O Governo do MPLA que, violando o Direito Internacional, ocupou em 1975 o protectorado português de Cabinda, considera estável a situação na sua colónia de Cabinda e nega a existência de qualquer conflito armado no território, numa reacção ao anúncio de um cessar-fogo pelos independentistas da FLEC-FAC.
Numa nota de protesto, o Ministério das Telecomunicações, Tecnologias de Informação e Comunicação Social desmentiu o suposto cessar-fogo anunciado pela Frente de Libertação do Estado de Cabinda – Forças Armadas de Cabinda (FLEC-FAC), referindo que “a situação sócio-política e militar” no território “é estável”.
O executivo do general de três estrelas João Lourenço negou ainda a existência de qualquer conflito armado no território ocupado e repudiou “as supostas negociações entre o partido político UNITA e o citado grupo terrorista conforme propala certa imprensa”.

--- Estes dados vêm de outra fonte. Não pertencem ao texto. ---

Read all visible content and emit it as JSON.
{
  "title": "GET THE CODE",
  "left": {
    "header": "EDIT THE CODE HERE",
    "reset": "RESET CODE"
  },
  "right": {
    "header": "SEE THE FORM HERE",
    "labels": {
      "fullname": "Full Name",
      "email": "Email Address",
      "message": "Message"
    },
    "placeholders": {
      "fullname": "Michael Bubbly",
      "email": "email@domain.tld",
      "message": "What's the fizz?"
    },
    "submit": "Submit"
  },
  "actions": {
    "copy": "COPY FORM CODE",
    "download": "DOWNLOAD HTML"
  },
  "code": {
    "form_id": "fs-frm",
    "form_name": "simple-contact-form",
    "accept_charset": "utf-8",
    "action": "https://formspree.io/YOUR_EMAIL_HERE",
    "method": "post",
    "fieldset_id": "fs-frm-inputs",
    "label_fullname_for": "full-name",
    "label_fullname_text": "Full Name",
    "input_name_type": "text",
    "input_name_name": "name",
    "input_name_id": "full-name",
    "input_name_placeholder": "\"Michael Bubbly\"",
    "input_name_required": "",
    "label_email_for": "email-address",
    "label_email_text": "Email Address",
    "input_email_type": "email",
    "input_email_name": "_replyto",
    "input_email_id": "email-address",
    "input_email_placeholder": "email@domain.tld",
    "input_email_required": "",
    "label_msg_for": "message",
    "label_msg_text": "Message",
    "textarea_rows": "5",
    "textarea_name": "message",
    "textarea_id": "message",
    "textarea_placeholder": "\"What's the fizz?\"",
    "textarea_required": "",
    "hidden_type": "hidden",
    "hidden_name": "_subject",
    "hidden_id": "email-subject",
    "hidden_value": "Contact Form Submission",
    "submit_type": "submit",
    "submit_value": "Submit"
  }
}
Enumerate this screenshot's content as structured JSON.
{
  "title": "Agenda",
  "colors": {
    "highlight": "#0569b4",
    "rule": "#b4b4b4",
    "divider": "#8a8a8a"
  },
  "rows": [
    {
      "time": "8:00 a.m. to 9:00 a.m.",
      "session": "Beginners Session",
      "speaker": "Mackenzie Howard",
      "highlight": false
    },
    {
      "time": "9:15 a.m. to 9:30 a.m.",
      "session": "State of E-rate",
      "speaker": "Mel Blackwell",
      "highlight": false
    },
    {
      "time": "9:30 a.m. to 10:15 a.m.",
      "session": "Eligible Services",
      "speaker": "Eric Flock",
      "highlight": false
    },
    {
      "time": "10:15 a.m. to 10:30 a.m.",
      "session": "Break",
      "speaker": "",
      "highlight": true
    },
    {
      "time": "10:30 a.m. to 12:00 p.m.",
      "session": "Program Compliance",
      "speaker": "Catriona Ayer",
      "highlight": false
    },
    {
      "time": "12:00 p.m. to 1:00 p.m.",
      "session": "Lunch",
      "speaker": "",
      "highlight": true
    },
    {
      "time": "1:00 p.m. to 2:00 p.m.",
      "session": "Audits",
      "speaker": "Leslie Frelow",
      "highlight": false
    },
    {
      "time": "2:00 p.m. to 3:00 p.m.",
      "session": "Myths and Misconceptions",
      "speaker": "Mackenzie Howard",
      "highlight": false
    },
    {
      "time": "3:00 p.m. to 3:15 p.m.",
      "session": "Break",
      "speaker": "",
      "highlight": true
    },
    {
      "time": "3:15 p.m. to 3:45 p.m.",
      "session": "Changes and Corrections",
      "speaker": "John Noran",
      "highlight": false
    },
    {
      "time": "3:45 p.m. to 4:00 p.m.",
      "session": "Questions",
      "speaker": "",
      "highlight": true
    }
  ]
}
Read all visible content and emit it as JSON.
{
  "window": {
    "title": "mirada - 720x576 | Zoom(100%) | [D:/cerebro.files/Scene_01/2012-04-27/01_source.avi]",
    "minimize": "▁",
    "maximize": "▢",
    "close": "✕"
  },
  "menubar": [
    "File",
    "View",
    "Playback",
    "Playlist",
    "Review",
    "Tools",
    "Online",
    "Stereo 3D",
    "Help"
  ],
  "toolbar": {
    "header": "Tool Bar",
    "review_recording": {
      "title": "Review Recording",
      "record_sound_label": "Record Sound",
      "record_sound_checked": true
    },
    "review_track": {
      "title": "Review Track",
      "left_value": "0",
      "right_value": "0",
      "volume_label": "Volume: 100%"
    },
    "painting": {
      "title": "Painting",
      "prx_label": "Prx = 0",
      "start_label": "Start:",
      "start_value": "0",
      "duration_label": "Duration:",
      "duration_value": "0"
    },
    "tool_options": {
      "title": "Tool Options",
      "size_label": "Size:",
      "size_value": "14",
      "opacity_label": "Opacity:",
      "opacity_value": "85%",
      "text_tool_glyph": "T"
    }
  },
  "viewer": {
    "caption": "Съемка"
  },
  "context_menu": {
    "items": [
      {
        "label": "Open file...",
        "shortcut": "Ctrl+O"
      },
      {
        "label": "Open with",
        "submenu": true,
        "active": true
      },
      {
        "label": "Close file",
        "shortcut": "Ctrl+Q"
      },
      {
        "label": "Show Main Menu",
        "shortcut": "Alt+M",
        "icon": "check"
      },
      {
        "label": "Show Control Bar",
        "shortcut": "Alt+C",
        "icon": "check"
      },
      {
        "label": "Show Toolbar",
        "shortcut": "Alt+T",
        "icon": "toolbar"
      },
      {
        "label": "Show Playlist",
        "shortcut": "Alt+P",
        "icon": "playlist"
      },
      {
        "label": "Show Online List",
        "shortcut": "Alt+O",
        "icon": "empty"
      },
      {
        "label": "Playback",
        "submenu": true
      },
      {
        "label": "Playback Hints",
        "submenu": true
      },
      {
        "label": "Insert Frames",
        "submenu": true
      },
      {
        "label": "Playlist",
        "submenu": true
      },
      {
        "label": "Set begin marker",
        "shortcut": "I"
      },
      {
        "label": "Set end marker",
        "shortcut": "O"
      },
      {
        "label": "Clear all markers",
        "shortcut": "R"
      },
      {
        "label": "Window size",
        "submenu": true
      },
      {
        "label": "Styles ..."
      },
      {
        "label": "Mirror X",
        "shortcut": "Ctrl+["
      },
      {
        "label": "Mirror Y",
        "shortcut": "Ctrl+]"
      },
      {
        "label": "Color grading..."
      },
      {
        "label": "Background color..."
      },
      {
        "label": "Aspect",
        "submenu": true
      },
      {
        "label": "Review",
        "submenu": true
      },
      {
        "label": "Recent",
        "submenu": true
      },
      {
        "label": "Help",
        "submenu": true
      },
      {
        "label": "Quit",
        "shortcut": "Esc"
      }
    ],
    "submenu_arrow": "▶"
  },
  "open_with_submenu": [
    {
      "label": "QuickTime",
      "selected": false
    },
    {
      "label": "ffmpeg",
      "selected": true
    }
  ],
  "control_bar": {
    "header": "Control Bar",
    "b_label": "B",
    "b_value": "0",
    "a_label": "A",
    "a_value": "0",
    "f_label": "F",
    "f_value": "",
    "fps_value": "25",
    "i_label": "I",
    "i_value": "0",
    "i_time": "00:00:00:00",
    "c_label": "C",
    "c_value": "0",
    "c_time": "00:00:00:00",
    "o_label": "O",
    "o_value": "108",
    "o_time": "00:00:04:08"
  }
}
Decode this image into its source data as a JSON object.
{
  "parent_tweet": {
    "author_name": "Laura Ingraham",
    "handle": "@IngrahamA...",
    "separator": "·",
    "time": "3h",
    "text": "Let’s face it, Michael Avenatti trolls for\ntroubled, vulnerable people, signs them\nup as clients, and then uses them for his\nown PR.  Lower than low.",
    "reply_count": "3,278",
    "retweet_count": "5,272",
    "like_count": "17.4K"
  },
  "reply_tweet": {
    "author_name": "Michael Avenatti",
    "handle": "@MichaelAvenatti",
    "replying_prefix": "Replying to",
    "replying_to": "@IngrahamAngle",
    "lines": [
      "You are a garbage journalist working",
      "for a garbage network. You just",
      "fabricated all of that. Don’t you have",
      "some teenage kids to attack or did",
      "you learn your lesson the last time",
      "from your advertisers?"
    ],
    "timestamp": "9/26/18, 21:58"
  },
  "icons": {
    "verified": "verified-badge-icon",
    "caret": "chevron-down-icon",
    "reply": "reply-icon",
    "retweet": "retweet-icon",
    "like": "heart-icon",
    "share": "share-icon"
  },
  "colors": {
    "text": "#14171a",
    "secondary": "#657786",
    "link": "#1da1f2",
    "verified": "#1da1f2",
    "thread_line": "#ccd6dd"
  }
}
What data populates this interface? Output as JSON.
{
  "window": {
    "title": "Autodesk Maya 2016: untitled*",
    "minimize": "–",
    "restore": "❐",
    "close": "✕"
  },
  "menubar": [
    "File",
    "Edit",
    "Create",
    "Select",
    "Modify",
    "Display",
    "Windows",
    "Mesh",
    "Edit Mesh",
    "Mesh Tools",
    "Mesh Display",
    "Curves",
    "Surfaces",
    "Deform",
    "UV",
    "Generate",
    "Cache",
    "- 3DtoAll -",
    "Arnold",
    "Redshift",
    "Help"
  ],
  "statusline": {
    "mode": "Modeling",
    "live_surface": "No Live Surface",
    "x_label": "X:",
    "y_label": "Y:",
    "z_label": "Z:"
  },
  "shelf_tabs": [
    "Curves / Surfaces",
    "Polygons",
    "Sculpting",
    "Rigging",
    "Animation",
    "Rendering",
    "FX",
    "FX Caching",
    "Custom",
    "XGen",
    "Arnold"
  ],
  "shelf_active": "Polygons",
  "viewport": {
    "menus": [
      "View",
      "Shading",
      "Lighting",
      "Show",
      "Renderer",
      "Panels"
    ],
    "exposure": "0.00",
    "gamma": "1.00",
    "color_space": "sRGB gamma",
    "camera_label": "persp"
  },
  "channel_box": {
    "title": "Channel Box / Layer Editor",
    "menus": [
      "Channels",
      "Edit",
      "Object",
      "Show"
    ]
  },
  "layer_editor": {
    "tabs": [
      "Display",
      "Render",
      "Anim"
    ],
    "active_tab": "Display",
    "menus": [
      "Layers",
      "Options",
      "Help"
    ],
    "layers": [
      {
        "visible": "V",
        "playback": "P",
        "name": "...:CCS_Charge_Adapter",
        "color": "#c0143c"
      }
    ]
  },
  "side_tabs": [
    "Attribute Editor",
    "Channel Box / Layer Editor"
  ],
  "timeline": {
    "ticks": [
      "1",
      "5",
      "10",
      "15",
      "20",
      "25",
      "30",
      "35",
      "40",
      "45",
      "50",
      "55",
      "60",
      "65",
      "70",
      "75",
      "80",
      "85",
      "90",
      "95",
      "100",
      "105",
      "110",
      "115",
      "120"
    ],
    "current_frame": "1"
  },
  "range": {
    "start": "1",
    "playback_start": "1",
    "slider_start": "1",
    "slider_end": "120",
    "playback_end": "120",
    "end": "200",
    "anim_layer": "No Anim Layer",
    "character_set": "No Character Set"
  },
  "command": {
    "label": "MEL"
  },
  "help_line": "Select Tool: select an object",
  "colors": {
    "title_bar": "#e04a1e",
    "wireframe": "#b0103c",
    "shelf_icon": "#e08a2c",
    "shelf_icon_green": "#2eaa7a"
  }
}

A UNITA, maior partido na oposição que, a muito custo, o MPLA ainda permite que exista, anunciou em Março que vai submeter ao parlamento (órgão dominado pelo MPLA e no qual a UNITA é apenas uma organização decorativa) um projecto de resolução para “exigir o fim imediato e incondicional das hostilidades militares” em Cabinda e “início imediato das negociações de paz”.
O grupo parlamentar da UNITA sustenta que a sociedade civil de Cabinda, os movimentos reivindicativos e a população querem e defendem o diálogo inclusivo para a resolução do problema político-militar e histórico de Cabinda.
A FLEC-FAC reivindica há mais de 50 anos a independência do território de Cabinda, de onde provém grande parte do petróleo do país, evocando o Tratado de Simulambuco, de 1885, que designa aquela parcela territorial como protectorado português.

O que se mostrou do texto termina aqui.